We so often find ourselves tempted by the world's wisdom and the world's false sense of solution. We find ourselves tempted to avoid trials and avoid the tough path, that straight and narrow path which holds to the hope of resurrection and leads toward holy communion, rather than go through knowing that the path of comfort is no less troublesome and leads to a kind of living-death where fear reigns. We must not fool ourselves into believing that this is what God wants for us. We must not confuse God's wisdom with the world's wisdom. This only produces a distorted gospel like the "prosperity gospel" we hear preached in the churches of suburbia; a false wisdom that breeds death because the suburban, wealth-centered life, can never sustain true prosperity for the whole world. And thus, through it we don't defeat death, we only avoid it and press it upon some other unfortunate customer. Don't ever think that this is God's wisdom, "For God cannot be tempted by evil, nor does he tempt anyone" (James 1:13).

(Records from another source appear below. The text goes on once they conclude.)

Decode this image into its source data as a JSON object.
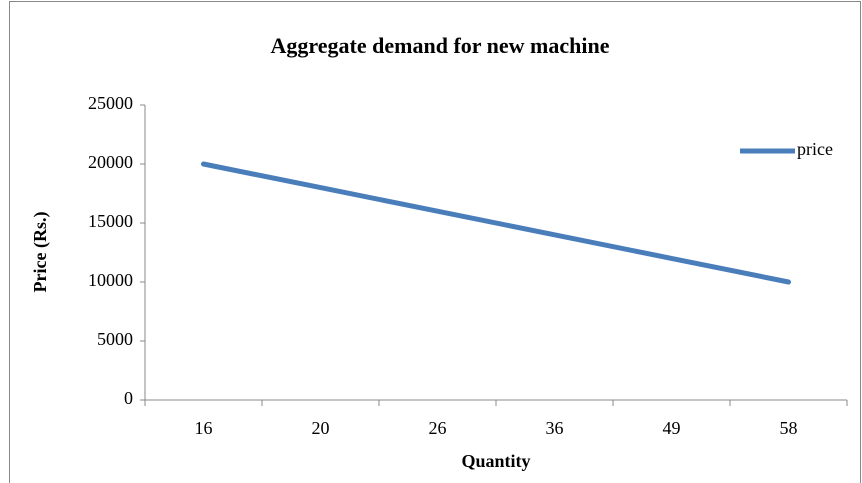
{
  "chart_data": {
    "type": "line",
    "title": "Aggregate demand  for new  machine",
    "x_label": "Quantity",
    "y_label": "Price (Rs.)",
    "categories": [
      "16",
      "20",
      "26",
      "36",
      "49",
      "58"
    ],
    "series": [
      {
        "name": "price",
        "color": "#4a7ebb",
        "values": [
          20000,
          18000,
          16000,
          14000,
          12000,
          10000
        ]
      }
    ],
    "ylim": [
      0,
      25000
    ],
    "yticks": [
      0,
      5000,
      10000,
      15000,
      20000,
      25000
    ],
    "grid": false,
    "legend": "right"
  }
}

"Every good and perfect gift is from above, coming down from the Father of the heavenly lights, who does not change like shifting shadows" (James 1:17). Therefore, wealth does not sustain, comfort does not sustain, and escape does not sustain. Only God's gifts of community, hope, resurrection, and rescue can sustain us so that we may be joyful--suffering together toward redemption and going together through the cross toward resurrection so that the heart of the problem, death itself, might be defeated; having done its' worst and yet come up short. For the capstone of creation is not wealth, it is life and our shared life in the wisdom of God is the first-fruit of new creation. It is this shared life through which God's salvific image is mirrored and in which we can consider it pure joy.